Bullard is a Democrat. And her Republican Colleagues agree that there is a problem. They say it's that the state does not have the money to maintain current spending levels. Senator Don Gaetz explained if there are not cuts in services then checks written by the state of Florida will begin to bounce.

"If you don't like a cut proposed then you are free to propose a different cut. But at the end of the day we don't have zero-based budgeting we have negative number based budgeting. So we can bemoan the fact that we made cuts but at the end of the day we have a constitutional responsibility that you know better than I to balance the budget."

Lawmakers will get the final numbers to build next year's budget in March. They say sluggish tax collections, double digit unemployment and new demands on Medicaid, medical services for the poor, are conspiring to force them to change the state's spending habits. Senate President Pro Temp Mike Bennett indicates that all areas of government and the services it provides will have less money next year.

"This aint' going to be a fun picnic, folks. This is going to be brutal. And I think we should try to protect the neediest of the needy. But make sure you understand that they are going to take a whack too. And it's going to be one brutal year. It's one of the things we have to do. It's what we were elected to do."

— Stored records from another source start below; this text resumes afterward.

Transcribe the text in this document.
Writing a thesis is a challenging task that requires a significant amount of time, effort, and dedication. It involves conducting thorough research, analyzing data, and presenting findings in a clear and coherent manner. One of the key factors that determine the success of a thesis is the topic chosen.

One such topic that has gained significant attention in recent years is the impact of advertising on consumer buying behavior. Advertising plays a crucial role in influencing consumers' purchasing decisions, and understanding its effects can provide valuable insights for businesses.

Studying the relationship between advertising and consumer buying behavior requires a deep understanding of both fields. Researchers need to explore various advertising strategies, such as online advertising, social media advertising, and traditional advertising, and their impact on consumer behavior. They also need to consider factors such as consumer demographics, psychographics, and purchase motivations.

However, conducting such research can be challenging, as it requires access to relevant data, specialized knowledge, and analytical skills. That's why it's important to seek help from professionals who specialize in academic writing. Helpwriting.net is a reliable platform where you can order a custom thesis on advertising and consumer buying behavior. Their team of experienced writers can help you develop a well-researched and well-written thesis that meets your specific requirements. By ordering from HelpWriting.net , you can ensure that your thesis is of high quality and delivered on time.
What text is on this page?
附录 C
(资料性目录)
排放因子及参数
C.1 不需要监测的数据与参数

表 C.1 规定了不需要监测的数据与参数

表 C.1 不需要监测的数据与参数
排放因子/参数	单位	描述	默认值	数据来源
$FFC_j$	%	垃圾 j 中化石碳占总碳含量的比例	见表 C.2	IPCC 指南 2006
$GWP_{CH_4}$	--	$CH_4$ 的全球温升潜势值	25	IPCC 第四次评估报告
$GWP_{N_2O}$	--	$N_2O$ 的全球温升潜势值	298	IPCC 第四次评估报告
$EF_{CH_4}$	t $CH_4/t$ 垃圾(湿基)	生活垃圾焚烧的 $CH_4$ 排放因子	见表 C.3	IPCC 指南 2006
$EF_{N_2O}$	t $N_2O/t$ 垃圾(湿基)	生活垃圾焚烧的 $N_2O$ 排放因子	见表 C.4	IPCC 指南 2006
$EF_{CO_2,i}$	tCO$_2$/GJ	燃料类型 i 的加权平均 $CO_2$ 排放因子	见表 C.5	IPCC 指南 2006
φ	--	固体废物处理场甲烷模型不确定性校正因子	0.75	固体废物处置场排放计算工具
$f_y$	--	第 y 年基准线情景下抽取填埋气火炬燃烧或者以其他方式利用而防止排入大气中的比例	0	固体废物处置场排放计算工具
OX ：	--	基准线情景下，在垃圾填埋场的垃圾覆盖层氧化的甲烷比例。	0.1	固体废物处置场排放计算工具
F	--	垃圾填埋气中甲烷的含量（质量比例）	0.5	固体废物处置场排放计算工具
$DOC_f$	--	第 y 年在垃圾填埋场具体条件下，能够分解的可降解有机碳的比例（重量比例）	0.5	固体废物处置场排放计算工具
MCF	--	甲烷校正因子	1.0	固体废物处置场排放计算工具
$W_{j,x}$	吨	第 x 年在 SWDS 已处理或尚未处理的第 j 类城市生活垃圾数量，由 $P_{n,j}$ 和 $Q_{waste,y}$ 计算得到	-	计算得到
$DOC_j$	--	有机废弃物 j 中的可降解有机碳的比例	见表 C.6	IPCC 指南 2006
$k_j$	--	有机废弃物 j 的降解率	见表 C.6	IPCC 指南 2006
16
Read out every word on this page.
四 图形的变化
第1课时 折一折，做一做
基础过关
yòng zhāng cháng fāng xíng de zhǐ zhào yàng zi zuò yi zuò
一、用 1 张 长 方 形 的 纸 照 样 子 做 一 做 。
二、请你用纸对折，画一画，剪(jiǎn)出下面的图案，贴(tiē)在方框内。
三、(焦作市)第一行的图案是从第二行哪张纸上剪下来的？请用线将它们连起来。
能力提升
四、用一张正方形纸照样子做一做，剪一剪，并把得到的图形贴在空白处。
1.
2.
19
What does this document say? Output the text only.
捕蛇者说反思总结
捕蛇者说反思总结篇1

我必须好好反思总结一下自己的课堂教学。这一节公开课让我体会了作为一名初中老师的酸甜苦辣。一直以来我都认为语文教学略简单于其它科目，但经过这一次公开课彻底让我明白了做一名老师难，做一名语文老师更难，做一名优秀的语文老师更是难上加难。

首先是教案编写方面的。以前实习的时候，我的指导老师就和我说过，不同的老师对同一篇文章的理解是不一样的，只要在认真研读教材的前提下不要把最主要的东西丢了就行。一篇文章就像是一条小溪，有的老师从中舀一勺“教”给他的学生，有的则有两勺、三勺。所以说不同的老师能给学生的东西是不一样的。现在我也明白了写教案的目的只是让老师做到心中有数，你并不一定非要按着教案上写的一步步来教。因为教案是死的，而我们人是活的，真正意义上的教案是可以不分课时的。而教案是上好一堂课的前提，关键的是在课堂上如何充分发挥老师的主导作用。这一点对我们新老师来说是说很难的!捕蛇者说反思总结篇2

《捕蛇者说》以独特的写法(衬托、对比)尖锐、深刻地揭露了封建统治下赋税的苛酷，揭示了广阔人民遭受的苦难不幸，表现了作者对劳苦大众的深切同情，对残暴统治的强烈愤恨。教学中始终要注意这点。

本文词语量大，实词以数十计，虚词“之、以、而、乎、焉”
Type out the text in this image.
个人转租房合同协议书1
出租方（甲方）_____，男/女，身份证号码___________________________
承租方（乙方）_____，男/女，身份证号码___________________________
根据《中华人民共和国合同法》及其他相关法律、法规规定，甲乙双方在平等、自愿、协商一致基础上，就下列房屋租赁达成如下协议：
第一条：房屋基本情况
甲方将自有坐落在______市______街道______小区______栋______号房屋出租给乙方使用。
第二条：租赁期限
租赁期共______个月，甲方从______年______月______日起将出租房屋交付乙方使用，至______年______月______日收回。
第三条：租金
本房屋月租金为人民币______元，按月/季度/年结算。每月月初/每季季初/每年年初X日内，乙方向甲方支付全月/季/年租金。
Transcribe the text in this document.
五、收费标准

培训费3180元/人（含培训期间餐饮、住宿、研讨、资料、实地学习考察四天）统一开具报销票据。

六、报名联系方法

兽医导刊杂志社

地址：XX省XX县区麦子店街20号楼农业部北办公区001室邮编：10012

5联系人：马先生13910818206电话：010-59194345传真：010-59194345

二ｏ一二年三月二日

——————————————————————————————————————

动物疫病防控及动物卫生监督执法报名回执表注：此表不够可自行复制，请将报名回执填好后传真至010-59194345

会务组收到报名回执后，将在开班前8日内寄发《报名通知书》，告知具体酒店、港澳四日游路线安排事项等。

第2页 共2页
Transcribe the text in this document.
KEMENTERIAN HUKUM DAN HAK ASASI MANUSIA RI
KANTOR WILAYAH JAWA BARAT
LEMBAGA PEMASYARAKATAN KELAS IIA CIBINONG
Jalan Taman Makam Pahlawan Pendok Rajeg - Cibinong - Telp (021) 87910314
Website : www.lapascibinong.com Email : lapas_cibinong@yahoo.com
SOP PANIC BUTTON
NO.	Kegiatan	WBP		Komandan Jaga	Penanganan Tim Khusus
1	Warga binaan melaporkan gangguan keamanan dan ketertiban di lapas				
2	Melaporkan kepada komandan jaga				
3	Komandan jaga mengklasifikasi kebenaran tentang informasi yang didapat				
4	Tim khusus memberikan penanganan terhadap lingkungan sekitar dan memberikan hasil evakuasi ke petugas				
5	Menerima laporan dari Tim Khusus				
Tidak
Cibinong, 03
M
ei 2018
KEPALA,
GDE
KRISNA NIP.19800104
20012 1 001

Senator JD Alexander is the Senate's budget chief. At a budget workshop he explained to lawmakers that the shortfall may be bigger than they had thought. In the past decade Florida had borrowed more than 11 billion dollars. To protect the state's credit rating Alexander would like to deposit another billion dollars into a working capital fund. That would widen the shortfall for next year's budget to almost five billion dollars. Alexander backed away from Bennett's comment that the spending cuts will be brutal. He prefers the word difficult.

"I do think this uh is the most challenging budget that the state faces and the choices that we will have to make in order to balance this budget will be very difficult and I think it is doable but it will cause choices on the political process that it had not had to make in decades."

Alexander said if spending remains on the current trend then education and Medicaid will consume nearly all the money generated by the state sales tax; the source of 70-percent of the state budget. That is an analysis that concerns Senate Democratic Leader Nan Rich. She said it sets up a situation where children and the sick are pitted against each in a fight for money.

"We move along that we try not to pit one against the other because I think that is very unproductive and will not I think help our constituents to have the needs out across the state."

(Alexander)- "senator it is not my wish to pit one against the other but with a 4 billion dollar budget hole the realities are the realities. We are where we are. If the minority leader would like to propose a tax increase then you certainly have that opportunity."

Democrats have suggested closing some sales tax exemptions but the Republican majority and the Governor campaigned on cutting spending. Lawmakers return to the state capitol the second week of February to work on balancing the budget. By that time they will have the Governor's budget recommendation which is expected to include his promised tax cuts.